Published: 18 June 2023 Publication History

Abstract

Multi-modal data fusion transformer is a deep learning model that integrates information from multiple modalities, such as text, image, audio, etc., to improve performance in various tasks, especially in the remote sensing domain. Recent efforts leverage hyperspectral imaging (HSI) and LiDAR sensors and their complementary information about the target. Remote sensing image classification is inherently a transductive learning problem, requiring repeated model training (e.g., environment monitoring applications where changes occur on a daily or weekly basis). Hyperspectral data is typically high dimensional and massive, and model training can take an impractically long time (several days to weeks).
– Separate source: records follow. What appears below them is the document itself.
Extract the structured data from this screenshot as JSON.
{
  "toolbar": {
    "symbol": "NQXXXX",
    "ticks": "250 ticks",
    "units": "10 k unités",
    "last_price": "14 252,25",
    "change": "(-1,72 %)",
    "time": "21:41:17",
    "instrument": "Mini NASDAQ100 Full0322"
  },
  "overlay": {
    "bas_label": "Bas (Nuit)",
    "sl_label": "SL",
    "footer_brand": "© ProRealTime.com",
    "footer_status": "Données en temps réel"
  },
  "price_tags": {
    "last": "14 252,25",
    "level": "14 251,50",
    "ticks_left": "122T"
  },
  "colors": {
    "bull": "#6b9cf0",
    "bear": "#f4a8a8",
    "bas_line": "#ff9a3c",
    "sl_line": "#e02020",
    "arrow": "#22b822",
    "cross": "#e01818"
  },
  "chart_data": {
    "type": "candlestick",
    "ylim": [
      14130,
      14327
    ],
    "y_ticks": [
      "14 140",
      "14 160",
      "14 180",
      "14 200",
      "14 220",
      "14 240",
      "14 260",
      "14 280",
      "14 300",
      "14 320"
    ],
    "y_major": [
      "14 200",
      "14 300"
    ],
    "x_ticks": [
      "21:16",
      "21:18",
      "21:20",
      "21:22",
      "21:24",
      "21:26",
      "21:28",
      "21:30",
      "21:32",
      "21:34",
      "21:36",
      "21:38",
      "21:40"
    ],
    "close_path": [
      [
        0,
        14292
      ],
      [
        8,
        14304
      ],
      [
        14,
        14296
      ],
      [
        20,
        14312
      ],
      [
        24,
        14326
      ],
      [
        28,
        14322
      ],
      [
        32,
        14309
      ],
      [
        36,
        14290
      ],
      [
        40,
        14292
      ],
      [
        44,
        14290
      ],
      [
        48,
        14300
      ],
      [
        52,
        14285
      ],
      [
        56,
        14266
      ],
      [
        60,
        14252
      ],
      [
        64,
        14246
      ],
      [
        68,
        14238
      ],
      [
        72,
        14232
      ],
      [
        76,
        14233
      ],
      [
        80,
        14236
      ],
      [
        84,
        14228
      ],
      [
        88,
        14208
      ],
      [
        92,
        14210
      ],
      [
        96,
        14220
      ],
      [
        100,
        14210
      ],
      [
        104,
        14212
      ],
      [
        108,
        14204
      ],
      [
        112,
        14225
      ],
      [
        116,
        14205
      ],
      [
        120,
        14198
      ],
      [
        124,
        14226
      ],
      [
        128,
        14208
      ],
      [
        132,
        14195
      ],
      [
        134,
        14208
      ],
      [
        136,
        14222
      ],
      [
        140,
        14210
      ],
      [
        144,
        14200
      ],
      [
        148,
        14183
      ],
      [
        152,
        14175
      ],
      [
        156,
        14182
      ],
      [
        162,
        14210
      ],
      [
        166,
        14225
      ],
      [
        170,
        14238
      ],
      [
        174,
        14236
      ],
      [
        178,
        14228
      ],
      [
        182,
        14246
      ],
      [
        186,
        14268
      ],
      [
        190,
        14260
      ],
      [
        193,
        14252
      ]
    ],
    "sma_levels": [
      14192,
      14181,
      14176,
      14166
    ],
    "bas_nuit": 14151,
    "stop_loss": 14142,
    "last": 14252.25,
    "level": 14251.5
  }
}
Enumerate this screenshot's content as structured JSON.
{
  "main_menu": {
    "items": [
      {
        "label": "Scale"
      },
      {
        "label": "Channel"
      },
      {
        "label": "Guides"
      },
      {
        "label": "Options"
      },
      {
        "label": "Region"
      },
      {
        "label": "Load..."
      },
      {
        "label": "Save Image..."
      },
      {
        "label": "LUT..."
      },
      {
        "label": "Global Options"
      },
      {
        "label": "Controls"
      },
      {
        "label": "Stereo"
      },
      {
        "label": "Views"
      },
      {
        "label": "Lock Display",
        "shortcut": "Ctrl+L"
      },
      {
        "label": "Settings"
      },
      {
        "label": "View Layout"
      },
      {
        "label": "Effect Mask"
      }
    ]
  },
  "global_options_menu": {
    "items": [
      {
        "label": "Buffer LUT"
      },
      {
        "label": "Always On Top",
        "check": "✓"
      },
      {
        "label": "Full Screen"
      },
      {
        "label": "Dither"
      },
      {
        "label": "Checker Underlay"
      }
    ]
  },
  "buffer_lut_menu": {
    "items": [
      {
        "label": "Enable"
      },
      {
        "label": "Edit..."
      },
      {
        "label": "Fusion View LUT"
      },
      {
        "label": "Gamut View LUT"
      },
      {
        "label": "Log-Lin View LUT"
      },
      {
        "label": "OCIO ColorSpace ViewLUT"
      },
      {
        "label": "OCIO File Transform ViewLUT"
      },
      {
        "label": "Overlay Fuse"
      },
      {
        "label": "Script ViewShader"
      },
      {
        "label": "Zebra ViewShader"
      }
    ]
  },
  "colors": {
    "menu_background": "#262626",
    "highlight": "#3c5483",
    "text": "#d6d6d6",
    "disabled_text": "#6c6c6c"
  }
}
By reducing training time, it becomes possible to process larger amounts of data and develop more efficient and accurate models. In this paper, we introduce a novel distributed training architecture, DAFTA, which addresses the challenges associated with the processing of large multi-modal remote sensing data. DAFTA is enabled to handle any combination of remote sensing modalities. Additionally, we leverage the similarity of the feature space to optimize the training process and achieve the training with a reduced data set which is equivalent to a complete data set. The proposed approach provides a systematic and efficient method for managing large remote sensing data and enables accurate and timely insights for various applications such as agriculture and infrastructure development. We conduct experiments on two real-world data sets of remotely-sensed images. Our results validate the efficacy of the proposed distributed training approach by achieving a speed-up in the range of 5x without compromising the accuracy, thus making it more practical for real-world applications.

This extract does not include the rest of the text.